3―4年前から、ロッキーマウンテンに咲くワイルドフラワー、バリ島の世界遺産、瀬戸内海の島々を空撮してほしいと、観光局や大手旅行会社さんから依頼を受けるようになりました。アメリカでドローンを使うようになったのはここ4年くらいです。そしてこの2年くらいで技術的な革新を遂げ、ドローン撮影の幅は格段に広がりました。

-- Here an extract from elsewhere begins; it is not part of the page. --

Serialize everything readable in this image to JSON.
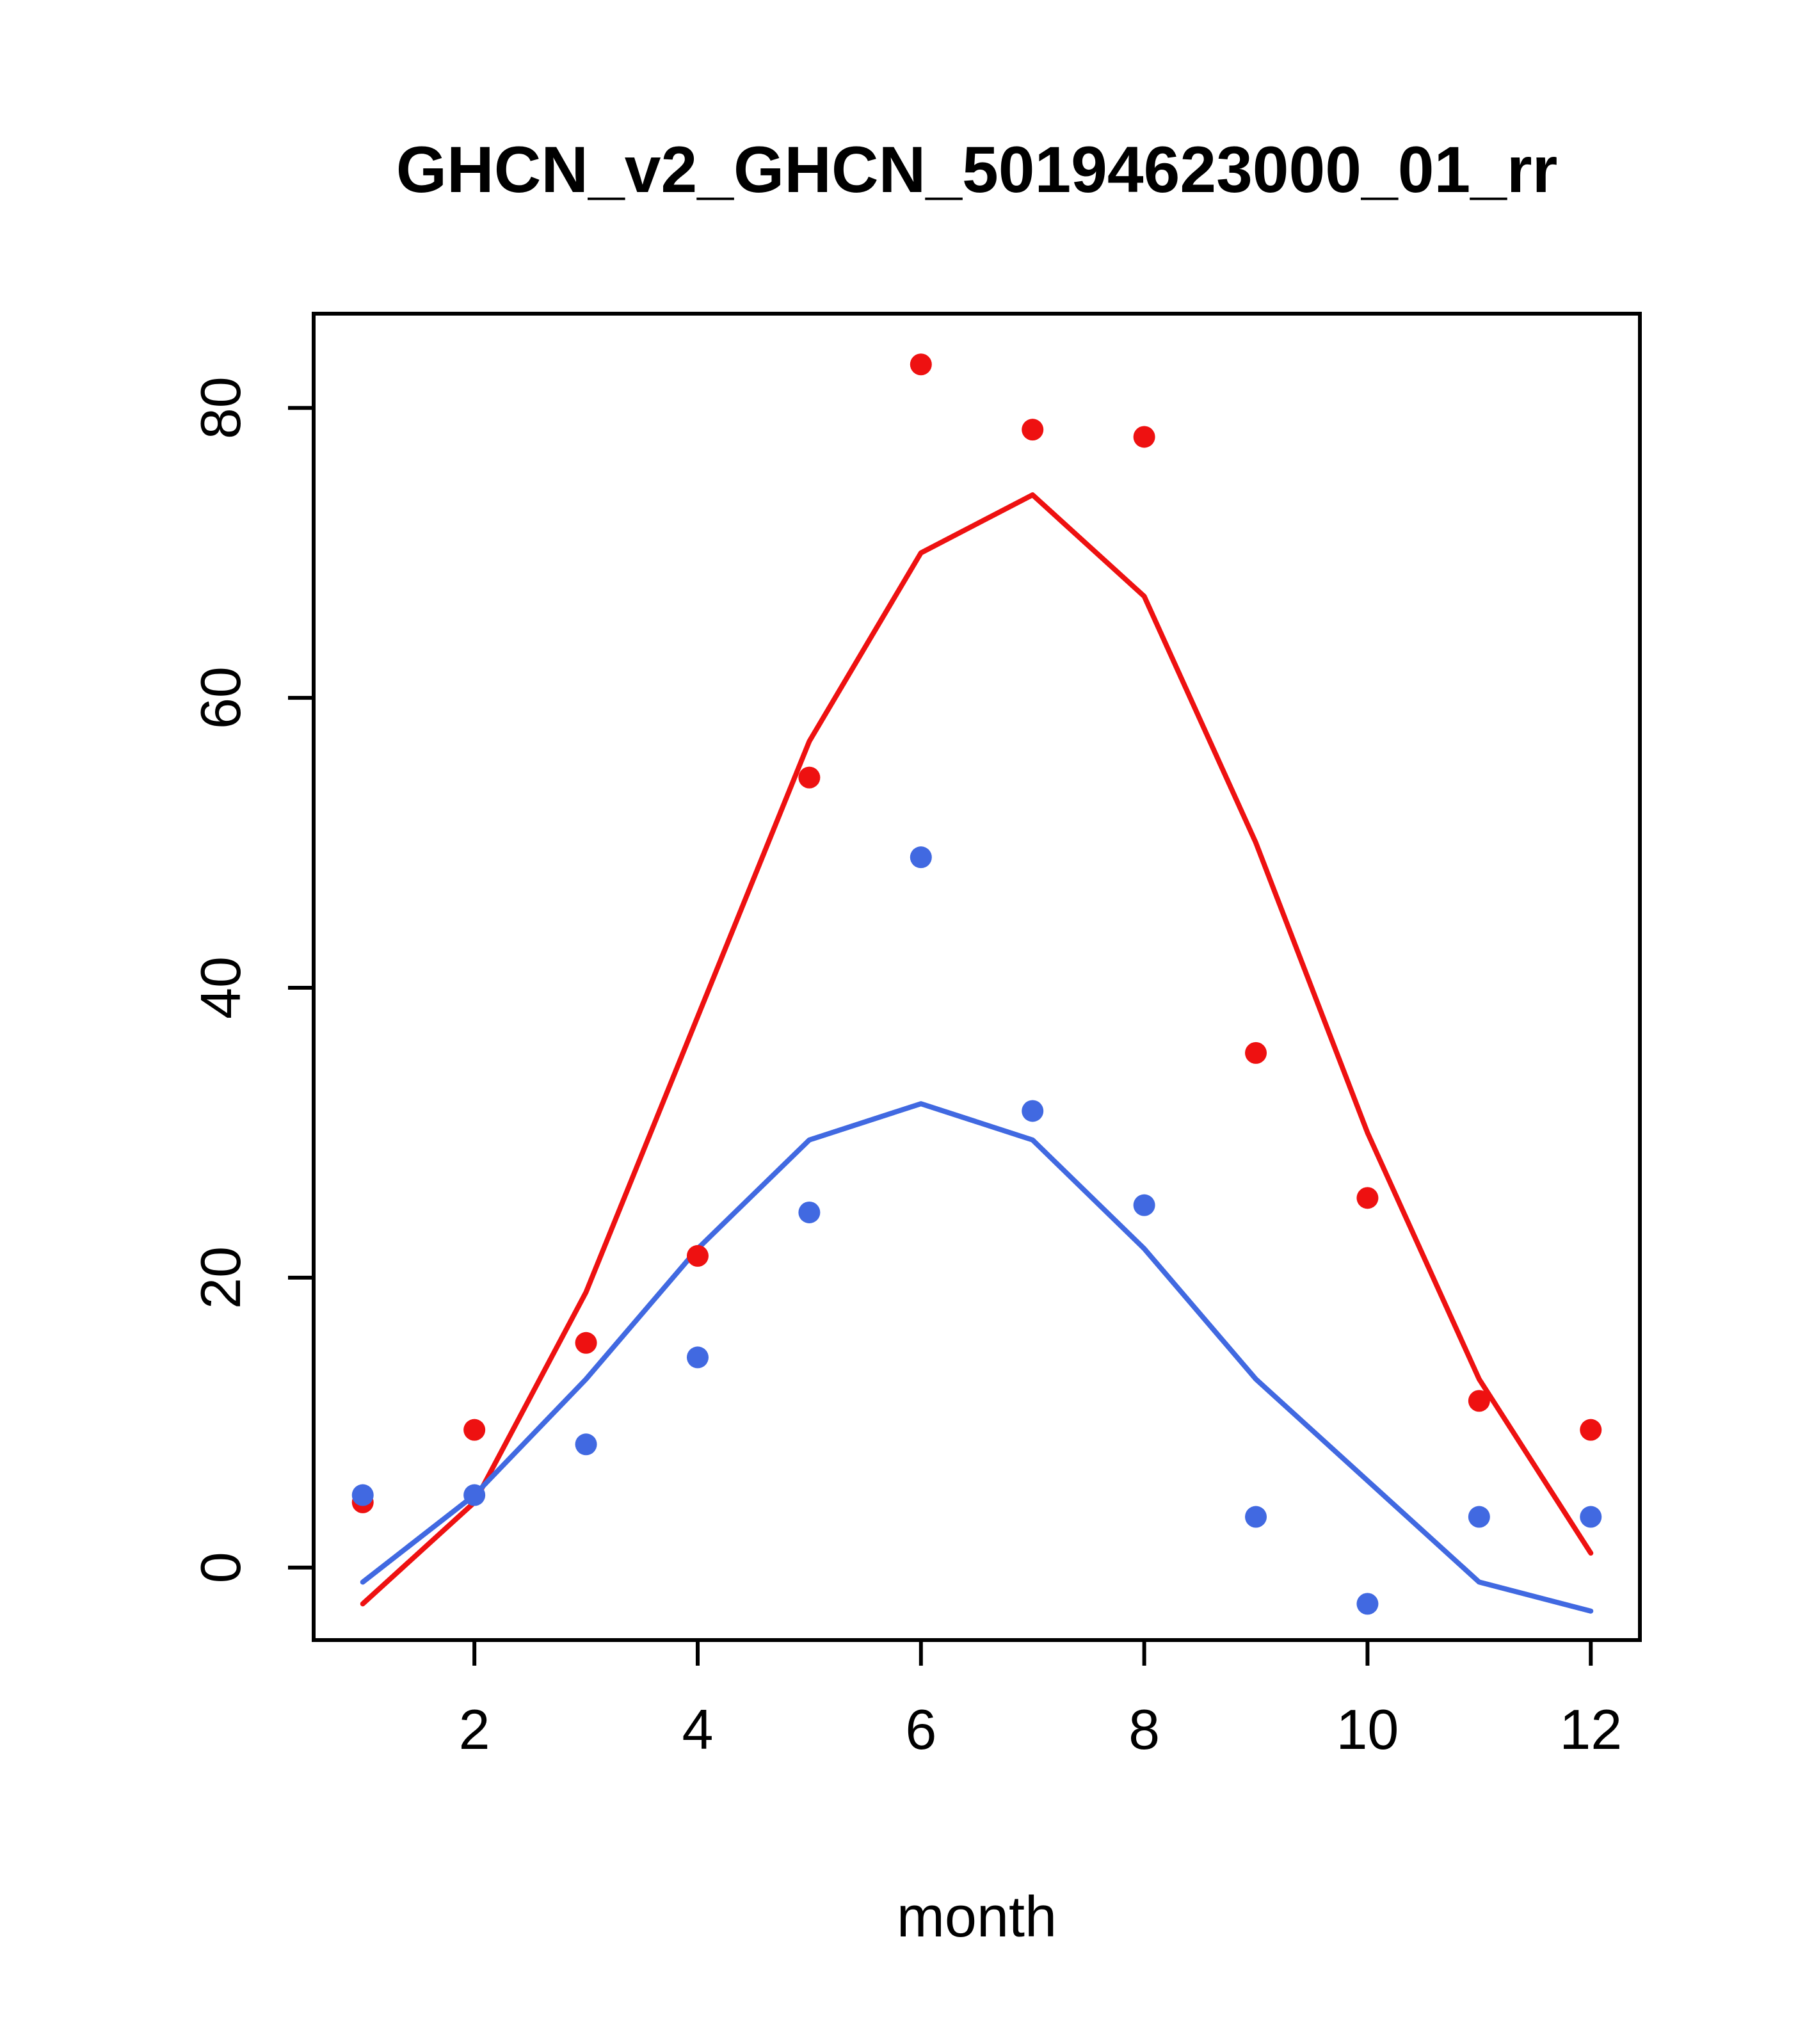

生意気な言い方かもしれませんが、日本のホテルや旅館、そして観光地のプロモーション映像を見ていると、その土地の魅力があまり表現できていなく残念に思うことがあります。30年前に渡米したときに、「ロサンゼルスにはこんなに魅力的なアクティビティがあるのに日本マーケットに上手く宣伝できていなくてもったいない」と感じたのと全く同じで、人生の半分をアメリカで過ごした自分には、日本の良さが日本に住んでいる日本人以上に魅力的に映っています。そしてそれをどうにかして海外に伝えたいと強く思うのです。ホテル・旅館での体験をストーリー化したり、女将1人にスポットを当て、その人物を追う新しい形の映像表現があるような気がします。 私は長年日本を離れているからこそ、日本には、四季折々の美しい景色があることや、旅行者のお腹と心を満たす食事がその土地によって大きな特徴があるということなど、異なる視点から日本の魅力に気づくのだと思います。私よりカメラの上手い人はたくさんいます。私より編集技術を持つ人もたくさんいます。でも、学生時代からのバックグランド、アメリカでインバウンド業界に身を置いた半生、業界の人脈、そして広大な土地でドローンを使った豊富な空撮経験。これだけの条件が揃っている人間はそれほどいないだろうと思うと、日本のツーリズム・インバウンドに貢献する映像制作は、私の使命だと感じているのです。